Based on stomach contents, both fish species mainly feed on benthic organisms, which is in accordance with previous literature (e.g. Andriashev 1986; Carl 2019; Carl and Møller 2019; Gordon and Duncan 1979; Herrmann 2004; Muus and Nielsen 2013; Więcaszek et al. 2018). The diet of L. lampretaeformis mostly contains bivalves and Cumacea, as well as polychaetes and oligochaetes, which is similar to the diet of Z. viviparus mostly consuming bivalves, such as M. balthica, and crustaceans of the order Cumacea. Due to the similar food spectrum and the same trophic level (TL 3.4), the high probability of one species occupying the trophic niche of the other is not surprising and indicates a potential food competition between the two species. However, we did not analyse numbers of prey species in the stomachs, but focused on mere presence in the stomachs. It might therefore be possible that abundances of specific prey species found in the stomachs differ between the two fish species, which would indicate a preference for different macrozoobenthic organisms. Furthermore, competition might be reduced due to differences in diel activity since L. lampretaeformis is mainly active at dawn and dusk (Carl 2019; Nash 1980), while Z. viviparus hunts at nighttime (Carl and Møller 2019). The results of the SI analyses illustrate the higher trophic position of both fish species in comparison with the investigated macrozoobenthic species. Stable isotope data suggest that both fish species feed on bivalves in summer, which rely on pelagic food resources. As observed for other ecosystems, production from the water columns is thus channeled through the macrozoobenthos to higher trophic levels such as fish and might explain the δ13C values (Le Loc’h et al. 2008).

Abundances of macrozoobenthic organisms differed between summer and winter at the study site, with most prey organisms displaying lower abundances and biomass in winter, suggesting that the availability of prey does indeed vary between seasons. Furthermore, we observed a lower biodiversity of the macrozoobenthic community in winter, which might explain a less diverse prey composition in the stomachs of both fish species in winter. This might indicate that the diet composition of L. lampretaeformis and Z. viviparus is adapted to the seasonal availability of food sources as it has been described for other fish species (Herlevi et al. 2018). However, differences in sampling effort regarding the macrozoobenthos data between summer and winter (10 versus 2 sampled stations) should be kept in mind, as well as the lower number of stomachs analysed in winter compared to summer, which is why results should be interpreted with care.

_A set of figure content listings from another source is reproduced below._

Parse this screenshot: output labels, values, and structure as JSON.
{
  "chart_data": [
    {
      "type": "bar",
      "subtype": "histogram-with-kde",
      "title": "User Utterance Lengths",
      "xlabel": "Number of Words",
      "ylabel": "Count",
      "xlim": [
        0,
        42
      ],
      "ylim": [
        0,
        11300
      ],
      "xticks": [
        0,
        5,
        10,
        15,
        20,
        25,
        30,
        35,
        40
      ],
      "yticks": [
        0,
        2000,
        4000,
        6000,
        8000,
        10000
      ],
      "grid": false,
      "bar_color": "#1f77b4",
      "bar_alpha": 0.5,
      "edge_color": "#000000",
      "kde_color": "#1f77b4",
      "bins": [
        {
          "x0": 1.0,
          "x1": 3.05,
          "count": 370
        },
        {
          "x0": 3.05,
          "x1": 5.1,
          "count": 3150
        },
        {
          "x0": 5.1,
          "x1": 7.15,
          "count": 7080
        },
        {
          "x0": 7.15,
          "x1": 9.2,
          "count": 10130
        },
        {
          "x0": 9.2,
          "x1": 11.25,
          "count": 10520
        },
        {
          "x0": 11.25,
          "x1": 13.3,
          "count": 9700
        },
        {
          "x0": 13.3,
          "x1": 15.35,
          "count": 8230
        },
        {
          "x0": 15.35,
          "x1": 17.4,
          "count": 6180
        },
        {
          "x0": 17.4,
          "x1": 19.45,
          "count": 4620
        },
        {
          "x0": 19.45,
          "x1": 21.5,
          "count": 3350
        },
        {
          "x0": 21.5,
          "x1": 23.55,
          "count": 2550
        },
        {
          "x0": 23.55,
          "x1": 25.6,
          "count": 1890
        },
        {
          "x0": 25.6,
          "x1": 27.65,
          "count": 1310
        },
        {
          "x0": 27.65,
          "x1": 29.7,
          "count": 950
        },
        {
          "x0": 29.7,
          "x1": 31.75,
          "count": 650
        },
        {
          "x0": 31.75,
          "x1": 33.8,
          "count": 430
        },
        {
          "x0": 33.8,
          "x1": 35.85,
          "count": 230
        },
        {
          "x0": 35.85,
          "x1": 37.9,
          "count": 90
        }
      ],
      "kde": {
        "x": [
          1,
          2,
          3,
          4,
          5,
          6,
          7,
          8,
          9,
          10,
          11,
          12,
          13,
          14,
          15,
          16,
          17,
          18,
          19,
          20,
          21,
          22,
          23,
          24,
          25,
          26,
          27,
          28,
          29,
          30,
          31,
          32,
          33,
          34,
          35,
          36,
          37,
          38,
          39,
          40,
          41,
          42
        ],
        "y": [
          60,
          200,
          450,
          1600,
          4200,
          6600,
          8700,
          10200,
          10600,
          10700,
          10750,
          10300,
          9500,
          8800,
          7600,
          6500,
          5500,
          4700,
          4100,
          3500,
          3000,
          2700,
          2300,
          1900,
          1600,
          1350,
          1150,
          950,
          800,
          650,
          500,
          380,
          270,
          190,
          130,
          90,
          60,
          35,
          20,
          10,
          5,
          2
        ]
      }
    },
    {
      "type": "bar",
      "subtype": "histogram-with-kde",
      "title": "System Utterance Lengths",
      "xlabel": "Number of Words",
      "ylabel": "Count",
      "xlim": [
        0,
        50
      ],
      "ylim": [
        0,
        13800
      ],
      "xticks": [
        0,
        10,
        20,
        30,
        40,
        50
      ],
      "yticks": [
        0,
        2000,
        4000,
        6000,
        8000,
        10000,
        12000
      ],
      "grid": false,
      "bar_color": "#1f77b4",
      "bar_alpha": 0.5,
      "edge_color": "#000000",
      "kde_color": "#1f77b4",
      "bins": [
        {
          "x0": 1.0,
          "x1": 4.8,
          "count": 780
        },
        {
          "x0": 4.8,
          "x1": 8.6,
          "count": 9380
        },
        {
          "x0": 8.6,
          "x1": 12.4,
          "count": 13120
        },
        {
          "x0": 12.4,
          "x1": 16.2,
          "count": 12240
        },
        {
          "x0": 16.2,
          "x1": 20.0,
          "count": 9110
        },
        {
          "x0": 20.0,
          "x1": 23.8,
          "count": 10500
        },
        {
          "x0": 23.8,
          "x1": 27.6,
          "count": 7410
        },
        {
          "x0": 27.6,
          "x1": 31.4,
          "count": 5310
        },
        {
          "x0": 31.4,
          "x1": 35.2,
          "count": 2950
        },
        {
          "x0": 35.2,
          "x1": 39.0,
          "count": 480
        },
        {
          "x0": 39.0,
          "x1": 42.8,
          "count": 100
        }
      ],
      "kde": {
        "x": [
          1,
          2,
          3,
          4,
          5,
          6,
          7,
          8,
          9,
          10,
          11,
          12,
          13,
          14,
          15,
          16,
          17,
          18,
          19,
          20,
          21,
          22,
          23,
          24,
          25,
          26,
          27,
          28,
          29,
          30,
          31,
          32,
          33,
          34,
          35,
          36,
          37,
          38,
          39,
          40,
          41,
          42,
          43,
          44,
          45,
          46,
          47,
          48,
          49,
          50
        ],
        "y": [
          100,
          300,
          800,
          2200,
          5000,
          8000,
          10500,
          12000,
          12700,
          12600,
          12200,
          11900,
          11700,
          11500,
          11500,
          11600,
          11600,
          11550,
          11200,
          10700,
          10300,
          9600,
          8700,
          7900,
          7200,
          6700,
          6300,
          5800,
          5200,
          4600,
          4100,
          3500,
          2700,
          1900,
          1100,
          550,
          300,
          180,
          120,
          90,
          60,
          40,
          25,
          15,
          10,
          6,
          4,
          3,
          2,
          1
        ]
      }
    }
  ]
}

This study contributes to a more detailed understanding of the ecological characteristics of L. lampretaeformis and Z. viviparus. Stable isotope and stomach content analyses suggest a strong overlap of diet composition and a similar trophic level in summer. Furthermore, the study provides a baseline to investigate the potential physical disturbance of MBCG on abundance and species composition of macrozoobenthos and the two fish species, as well as the consequences for the food web when MBCG will be excluded in the area in the near future. Therefore, it can be used to understand possible changes in the conservation status of the investigated species in connection to the exclusion of MBCG within the MPA.